Well, she was naive to belief a silly story like that, but then she probably really wanted to believe him and his excuse for disappearing. But as your story continues, it does sound increasingly as though your friend is becoming mentally disturbed in some way, and only a proper assessment by a psychiatrist could clarify whether this is so, and what sort of problem this is, and what would best be done about it.
What you describe sounds very like a psychotic illness, posibly schizophrenia, and really in need of assessment and treatment.
Next of kin can request that she be examined and possibly admitted to hospital for further assessment and even treatment if the doctors who examine her agree that she might be a danger to herself or others. If she behaves peculiarly in public, the police may be able to use a different section of the law to also take her for assessment. Her GP could also start the ball rolling.

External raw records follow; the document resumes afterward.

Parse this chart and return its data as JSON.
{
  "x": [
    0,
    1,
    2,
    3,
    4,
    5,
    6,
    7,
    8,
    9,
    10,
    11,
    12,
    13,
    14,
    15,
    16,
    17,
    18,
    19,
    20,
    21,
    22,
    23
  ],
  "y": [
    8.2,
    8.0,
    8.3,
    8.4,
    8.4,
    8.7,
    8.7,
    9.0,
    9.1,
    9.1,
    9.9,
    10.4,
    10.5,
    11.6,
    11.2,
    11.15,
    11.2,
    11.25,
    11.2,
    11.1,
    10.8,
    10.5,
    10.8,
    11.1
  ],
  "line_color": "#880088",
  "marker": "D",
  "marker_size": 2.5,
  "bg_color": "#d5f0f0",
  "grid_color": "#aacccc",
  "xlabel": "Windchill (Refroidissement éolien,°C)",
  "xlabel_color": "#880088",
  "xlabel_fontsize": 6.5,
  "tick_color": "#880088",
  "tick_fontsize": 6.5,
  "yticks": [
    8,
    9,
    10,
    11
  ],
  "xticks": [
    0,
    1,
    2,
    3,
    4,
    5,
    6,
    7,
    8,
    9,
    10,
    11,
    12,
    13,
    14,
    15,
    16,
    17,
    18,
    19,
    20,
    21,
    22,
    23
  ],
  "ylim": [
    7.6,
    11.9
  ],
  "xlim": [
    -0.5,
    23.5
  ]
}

As you'll understand, there's no easy way to just get someone "picked up" - if it was easy, imagine the chaos as so many people could abuse that process !
Sometimes you can persuade someone to seek help, even from a GP ( they may be very sensitive at first to the idea of seeing a psychiatrist ) and if the GP is priomed with background information, he can assess better - by talking sympathetically with her, not confirming that the odd things she describes are real, but not arguing about them either, and sympathizing about how awful that is, and how it must put a great strain on her, and maybe a good doctor who understands this type of thing could help her, maybe with some medication to reduce the stress and help her to feel better.